Ещё о войне, убийстве и святости

Feb 16, 2014 14:31

Вчера вечером - "Мальчик-мясник", ещё один фильм Нила Джордана. Вадим после фильма спросил, есть ли разница в моём отношении к герою (мальчику, убившему злую соседку) и Катерине Львовне Измайловой (молодой женщине, убившей злого свёкра, злого мужа и незлого, но угрожавшего ей потерей части капитала племянника). Видимо, Вадим надеялся уличить меня в сочувствии убийце и следовательно в двойном стандарте, основанном на сексизме -- ну или просто убедить меня в своей правоте, отталкиваясь от моей собственной эмоции.

Он-то считает вампиров из той же "Византии" некими высшими существами, для которых люди -- просто пища, и поэтому в этической плоскости для них вопрос об убийстве людей не стоит, это просто данность. И "Византия" посвящена в этом случае не проблеме убийства и войны (как системного убийства и одновременно идее оправдания убийства) -- а сексуальной дискриминации в праве убивать: вампиры-мужчины не допускают в свой круг женщин. Получается некий вариант "Преступления и наказания": пресловутый вопрос о твари дрожащей оказывается повёрнут буквально, в расистском, биологическом смысле. Сонечка Мармеладова в итоге оказывается спасена и уезжает охотиться с Раскольниковым, признавшим всеобщее право всех вампиров убивать людей и в борьбе за это убившим вампиров-сексистов Свидригайлова и Лужина, а вампиршу Катерину Ивановну отпускают порезвиться одну, чем она вполне довольна.

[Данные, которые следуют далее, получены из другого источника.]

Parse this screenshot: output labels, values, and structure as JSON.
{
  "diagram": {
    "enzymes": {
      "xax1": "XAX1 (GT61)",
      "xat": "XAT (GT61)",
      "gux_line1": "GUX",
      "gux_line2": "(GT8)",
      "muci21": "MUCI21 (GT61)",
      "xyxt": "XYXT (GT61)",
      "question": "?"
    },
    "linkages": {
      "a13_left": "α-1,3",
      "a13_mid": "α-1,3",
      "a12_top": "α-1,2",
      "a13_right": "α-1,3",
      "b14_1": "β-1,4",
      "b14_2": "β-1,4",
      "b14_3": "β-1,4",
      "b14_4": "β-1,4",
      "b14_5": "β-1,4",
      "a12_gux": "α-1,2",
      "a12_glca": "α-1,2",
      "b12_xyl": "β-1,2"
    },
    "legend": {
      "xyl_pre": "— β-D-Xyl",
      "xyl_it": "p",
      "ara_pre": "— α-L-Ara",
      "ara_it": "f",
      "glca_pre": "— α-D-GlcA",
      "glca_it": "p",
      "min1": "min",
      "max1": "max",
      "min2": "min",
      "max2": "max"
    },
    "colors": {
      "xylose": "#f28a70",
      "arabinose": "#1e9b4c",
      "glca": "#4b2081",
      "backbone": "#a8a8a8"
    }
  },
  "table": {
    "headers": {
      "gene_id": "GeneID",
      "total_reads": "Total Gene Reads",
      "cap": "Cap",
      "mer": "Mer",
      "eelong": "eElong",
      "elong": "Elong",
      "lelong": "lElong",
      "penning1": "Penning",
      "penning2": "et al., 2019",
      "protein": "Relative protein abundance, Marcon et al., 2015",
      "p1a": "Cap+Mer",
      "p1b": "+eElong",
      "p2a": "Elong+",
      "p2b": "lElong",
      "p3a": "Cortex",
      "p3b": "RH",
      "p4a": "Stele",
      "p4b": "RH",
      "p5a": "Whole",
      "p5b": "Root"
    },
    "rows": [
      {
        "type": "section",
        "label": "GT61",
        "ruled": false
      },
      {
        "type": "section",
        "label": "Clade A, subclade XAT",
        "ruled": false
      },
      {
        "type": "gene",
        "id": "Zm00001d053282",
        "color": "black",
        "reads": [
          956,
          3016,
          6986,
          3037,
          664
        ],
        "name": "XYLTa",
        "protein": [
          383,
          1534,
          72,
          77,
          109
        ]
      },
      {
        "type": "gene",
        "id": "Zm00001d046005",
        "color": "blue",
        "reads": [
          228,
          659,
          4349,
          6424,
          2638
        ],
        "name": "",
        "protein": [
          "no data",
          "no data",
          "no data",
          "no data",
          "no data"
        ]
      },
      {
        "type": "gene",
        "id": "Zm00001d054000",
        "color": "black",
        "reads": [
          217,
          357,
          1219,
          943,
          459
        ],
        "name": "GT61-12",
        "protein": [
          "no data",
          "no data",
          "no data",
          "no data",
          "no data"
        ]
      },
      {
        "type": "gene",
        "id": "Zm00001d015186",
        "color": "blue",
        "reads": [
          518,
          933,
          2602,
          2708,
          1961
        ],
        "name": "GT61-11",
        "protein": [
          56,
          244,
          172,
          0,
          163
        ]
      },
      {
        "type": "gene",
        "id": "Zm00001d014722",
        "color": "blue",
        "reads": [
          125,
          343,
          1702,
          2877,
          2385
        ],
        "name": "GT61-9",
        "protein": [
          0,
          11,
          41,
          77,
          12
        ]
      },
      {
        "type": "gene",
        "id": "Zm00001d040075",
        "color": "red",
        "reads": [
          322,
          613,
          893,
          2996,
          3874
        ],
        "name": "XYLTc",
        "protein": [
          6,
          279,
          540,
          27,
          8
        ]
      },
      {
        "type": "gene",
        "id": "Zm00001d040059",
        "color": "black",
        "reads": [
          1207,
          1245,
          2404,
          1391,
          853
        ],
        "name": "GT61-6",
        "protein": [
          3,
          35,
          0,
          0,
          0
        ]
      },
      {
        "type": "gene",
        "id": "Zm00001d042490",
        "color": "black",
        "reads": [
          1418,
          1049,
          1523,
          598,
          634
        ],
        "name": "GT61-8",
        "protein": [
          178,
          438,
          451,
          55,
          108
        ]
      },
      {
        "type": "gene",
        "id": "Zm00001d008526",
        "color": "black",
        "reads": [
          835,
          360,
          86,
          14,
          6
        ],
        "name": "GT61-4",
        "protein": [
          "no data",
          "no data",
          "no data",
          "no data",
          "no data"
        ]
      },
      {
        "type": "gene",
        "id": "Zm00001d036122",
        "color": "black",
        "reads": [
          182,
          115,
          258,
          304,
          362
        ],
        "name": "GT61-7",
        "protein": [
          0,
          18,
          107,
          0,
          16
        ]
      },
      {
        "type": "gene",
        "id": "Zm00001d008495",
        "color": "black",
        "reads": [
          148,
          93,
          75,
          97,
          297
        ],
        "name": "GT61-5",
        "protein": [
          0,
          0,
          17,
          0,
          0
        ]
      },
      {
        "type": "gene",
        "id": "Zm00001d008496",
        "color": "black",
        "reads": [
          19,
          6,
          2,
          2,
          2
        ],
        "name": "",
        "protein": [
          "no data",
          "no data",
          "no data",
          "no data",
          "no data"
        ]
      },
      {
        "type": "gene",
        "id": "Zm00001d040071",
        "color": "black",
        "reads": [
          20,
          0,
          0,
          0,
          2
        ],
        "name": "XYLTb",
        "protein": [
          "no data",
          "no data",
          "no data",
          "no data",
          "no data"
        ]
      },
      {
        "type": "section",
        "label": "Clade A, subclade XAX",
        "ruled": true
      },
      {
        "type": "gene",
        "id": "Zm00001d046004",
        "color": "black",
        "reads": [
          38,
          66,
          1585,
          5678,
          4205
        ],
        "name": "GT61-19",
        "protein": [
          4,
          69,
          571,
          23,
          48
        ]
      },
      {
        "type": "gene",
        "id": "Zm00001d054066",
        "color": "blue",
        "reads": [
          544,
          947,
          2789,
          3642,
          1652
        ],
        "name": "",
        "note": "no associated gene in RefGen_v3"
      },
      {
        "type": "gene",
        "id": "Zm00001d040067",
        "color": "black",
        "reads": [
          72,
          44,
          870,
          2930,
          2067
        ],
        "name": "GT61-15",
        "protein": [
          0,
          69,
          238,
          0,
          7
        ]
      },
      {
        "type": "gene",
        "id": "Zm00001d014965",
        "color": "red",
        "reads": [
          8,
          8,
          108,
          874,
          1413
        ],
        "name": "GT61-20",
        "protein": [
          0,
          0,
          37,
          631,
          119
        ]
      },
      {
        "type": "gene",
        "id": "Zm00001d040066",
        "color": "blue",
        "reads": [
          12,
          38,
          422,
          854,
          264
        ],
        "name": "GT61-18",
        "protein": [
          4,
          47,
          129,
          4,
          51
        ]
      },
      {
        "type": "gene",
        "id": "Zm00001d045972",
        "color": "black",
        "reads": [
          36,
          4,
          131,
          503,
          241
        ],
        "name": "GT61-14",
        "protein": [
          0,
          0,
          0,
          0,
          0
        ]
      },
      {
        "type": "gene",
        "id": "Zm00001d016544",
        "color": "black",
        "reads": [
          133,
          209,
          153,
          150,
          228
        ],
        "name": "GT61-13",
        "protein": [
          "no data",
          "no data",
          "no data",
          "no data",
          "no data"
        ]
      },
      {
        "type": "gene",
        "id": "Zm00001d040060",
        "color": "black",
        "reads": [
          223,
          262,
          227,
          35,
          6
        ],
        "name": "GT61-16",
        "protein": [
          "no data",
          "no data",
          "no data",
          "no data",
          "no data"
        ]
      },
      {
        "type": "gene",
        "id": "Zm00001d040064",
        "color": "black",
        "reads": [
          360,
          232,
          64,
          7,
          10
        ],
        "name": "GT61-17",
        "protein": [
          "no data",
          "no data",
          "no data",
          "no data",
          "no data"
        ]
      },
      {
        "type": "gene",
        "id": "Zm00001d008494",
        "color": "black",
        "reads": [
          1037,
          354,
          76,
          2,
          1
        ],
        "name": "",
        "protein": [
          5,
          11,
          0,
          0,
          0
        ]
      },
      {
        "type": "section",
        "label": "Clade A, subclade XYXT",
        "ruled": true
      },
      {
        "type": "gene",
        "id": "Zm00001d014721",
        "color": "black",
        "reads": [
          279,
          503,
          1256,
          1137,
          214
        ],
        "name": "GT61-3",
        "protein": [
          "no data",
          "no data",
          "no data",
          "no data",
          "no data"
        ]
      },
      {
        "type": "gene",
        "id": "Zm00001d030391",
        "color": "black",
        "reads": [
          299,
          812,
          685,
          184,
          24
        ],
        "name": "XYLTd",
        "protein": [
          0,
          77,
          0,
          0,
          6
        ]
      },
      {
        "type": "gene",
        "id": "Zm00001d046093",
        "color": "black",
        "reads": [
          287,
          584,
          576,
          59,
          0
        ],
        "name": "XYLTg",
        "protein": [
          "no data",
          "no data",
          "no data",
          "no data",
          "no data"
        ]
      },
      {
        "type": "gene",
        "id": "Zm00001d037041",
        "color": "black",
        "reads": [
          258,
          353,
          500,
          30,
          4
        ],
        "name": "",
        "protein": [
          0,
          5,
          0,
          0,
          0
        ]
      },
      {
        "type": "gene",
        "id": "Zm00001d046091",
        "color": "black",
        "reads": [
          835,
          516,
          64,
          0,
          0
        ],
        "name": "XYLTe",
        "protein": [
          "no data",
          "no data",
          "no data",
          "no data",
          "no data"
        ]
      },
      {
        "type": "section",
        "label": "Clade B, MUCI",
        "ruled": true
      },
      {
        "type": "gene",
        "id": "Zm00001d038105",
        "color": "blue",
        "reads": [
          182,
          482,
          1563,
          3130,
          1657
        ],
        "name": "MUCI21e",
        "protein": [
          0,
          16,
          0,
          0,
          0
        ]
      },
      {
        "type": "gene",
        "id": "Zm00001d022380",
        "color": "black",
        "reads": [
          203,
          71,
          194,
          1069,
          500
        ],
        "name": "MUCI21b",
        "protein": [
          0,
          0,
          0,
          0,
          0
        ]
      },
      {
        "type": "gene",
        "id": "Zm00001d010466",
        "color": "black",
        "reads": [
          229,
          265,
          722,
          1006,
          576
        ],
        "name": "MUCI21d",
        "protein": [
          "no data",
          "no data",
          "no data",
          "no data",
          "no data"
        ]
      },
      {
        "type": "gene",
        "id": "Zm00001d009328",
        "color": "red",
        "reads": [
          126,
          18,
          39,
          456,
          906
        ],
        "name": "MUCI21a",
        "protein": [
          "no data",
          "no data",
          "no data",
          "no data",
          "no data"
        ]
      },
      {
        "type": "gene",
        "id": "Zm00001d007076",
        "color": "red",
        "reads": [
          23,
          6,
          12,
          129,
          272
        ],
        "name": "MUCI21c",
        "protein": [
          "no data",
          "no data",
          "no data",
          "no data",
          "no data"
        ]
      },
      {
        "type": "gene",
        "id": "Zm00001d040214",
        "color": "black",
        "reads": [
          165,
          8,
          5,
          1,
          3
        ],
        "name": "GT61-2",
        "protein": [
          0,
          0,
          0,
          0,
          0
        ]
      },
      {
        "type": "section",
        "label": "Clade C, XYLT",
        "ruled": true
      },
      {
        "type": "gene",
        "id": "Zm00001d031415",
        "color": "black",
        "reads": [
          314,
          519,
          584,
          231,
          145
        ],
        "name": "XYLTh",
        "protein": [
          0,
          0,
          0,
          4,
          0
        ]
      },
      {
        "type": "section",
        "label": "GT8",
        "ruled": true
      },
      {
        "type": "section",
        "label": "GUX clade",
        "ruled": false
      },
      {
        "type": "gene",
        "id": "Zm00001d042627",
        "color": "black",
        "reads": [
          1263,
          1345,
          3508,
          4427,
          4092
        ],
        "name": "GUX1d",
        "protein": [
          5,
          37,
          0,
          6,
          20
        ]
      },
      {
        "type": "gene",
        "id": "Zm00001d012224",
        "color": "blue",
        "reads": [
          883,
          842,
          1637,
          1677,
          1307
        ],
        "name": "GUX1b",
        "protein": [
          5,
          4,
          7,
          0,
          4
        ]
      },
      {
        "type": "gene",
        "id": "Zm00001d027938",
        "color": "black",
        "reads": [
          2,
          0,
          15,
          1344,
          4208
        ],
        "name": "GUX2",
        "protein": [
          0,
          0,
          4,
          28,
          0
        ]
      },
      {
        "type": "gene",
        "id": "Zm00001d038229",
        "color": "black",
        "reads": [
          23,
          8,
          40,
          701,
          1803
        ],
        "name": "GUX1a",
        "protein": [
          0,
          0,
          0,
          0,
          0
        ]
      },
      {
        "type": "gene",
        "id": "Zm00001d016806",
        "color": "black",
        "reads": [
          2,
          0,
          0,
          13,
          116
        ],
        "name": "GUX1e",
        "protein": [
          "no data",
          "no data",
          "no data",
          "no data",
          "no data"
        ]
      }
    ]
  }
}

(Удивительно, кстати, как даже мнимая дискриминация увеличивает права её жертв: тот, кому убийца запрещает убивать, как будто получает в сознании некоторых зрителей a license to kill. Впрочем, иногда, чтобы убивать, достаточно вообще любого унижения, отказа в любых правах: достаточно вспомнить эксплуатируемых пролетариев или стеснённых в своём Lebensraum'е и оскорблённых еврейским искажением истинно немецкой культуры арийцев -- а сейчас к этому же идёт Россия, ограниченная врагами извне и изнутри в своём праве не знать о существовании геев, оппозиции, детей-сирот, ужасной медицины, коррупции и других своих проблем).

Увы, моё отношение к мальчику-мяснику не включает сочувствия убийце. Скорее это фильм о переходе черты. О том, как милый ребёнок становится маньяком, а детские шалости превращаются в трагедию, в преступление. И заодно испытание: сможем ли мы не потерять сочувствия к милому мальчику, когда он становится чудовищем? (Богоматерь вот не потеряла). И сможем ли мы, всё же сочувствуя ему, не прощать ему то, что прощать не нужно?

PS. Ещё одна тема -- превращение мальчика в копию своего отца. И не была ли тогда комнатка в пип-шоу из "Завтрака на Плутоне" вариантом исповедальни (не только в одном эпизоде, а вообще), а женское платье -- радикальным вариантом сутаны священника?